I don't believe they're inevitable... I also don't think you can determine the inevitability based on this article. :P

So in my eyes you're looking at the negatives and assuming they will be the true scenarios.

Unless you want to make huge changes to the game such that it is practically unrecognizable, in which case we've got so little information that any discussion at all is meaningless and Monte might as well not have bothered to post in the first place.

I don't think it's meaningless, or that you'd have to make as many changes as you seem to think.

I like discussing hypoteticals- I just don't like it when those hypocriticals are immediately shot down by someone unwilling to think of anything but negatives as the ONLY possibility. :P
 

My personal experience hasn't shown that the number of actions available per turn really slows the game down that much. Rather, it is the number of choices available to a player on his turn. This is especially true when you have a player or two that is susceptible to analysis paralysis or can't think ahead or something happens that changes the battlefield just before his turn.

The combat turns seem to flow quite well in the low to mid heroic tiers but the new powers keep getting loaded on as you level and gain magic items and the number of choices continues to grow and grow.
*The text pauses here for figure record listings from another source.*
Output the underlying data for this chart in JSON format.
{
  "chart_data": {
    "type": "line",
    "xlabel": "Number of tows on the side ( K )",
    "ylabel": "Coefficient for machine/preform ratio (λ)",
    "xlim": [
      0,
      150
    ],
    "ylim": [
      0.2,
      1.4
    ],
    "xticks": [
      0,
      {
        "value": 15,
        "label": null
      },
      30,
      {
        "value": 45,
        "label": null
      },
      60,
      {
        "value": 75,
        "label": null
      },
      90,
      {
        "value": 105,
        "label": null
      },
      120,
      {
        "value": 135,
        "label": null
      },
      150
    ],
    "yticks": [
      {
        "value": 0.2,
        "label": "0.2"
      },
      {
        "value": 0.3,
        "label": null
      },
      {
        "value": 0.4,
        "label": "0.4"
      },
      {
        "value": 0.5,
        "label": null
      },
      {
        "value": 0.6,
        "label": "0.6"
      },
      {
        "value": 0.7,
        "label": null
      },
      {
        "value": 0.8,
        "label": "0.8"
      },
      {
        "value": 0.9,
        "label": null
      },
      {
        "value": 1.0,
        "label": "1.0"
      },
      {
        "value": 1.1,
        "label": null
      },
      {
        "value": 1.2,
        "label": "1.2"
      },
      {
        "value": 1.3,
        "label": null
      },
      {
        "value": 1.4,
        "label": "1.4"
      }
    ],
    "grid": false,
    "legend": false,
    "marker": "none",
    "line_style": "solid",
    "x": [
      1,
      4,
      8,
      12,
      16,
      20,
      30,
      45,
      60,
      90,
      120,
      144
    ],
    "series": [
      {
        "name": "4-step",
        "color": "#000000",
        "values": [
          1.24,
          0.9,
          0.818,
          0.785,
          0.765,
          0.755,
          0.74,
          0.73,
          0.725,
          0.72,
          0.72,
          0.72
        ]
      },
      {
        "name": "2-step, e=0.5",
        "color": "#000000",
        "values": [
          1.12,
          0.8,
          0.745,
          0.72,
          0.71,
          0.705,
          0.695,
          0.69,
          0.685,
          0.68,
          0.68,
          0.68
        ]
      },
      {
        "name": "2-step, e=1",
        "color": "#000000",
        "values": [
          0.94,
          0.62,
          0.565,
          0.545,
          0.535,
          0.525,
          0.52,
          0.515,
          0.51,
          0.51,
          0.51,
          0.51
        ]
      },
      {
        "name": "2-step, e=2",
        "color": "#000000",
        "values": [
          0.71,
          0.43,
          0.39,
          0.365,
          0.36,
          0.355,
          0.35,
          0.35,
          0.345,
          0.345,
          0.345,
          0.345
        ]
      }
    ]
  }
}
I think the start of swap out powers happens too late.

Also, I'd ditch daily powers altogether and replace them with encounter powers. I see some players really agonize on daily power usage to make sure they get the maximum possible usage.

Players also have a tendency to horde daily powers and encounter that are well in hand can drag; the players don't want to use them because the battle is going fine but with encounter powers players are quicker on pulling the trigger and the players always want to use as many as possible.


On a different note, some classes are more fiddly than others and eat up more of the turn. The Ruin Priest seems to be the worst in my experience. Striker turns have a tendency to be much quicker than controllers and leaders as well. Strikers just seem to have less fiddly bits.
 

Would it be 'thinking of the negatives only' if you wanted to jump off the 5th floor balcony and fly to the ground? lol. Some things are just plain, and in this case it is QUITE plain to me and most other people I've discussed it with in any detail.

The analogy to chess really is irrelevant, I agree, but not for the reason you seem to be implying. It is irrelevant because chess is 2 sides that each make whatever move is available to them. Each side is much more equivalent to one character with a variety of options than to 2 parties fighting each other. In a one-on-one fight clearly the guy that makes the most attacks in a system like D&D has an advantage.

You can discuss hypotheticals, but in order to find a hypothetical that will improve on what we have now you have to go far outside anything like the basic framework of 4e combat. That's fine, but there are such a vast number of possibilities once you've dispensed with anything remotely like the existing game that it is no different from a general discussion of game design.
 

Yeah... these articles are pretty much just idea churning basic game design discussions. All theoretical, all the time.
 

Move, standard, and minor actions are fine with me. I have issues with immediate interrupts in particular, as well as immediate reactions that grant a player basically a full attack turn after their own turn is completed.
Immediate interrupts in particular are disruptive to me... they destroy any kind of narrative flow in a combat and interrupt, heh, any momentum built in a round. In addition, they are particularly difficult for new players to grasp. I think if they had stuck to minor, move, and standard we would have been much better off.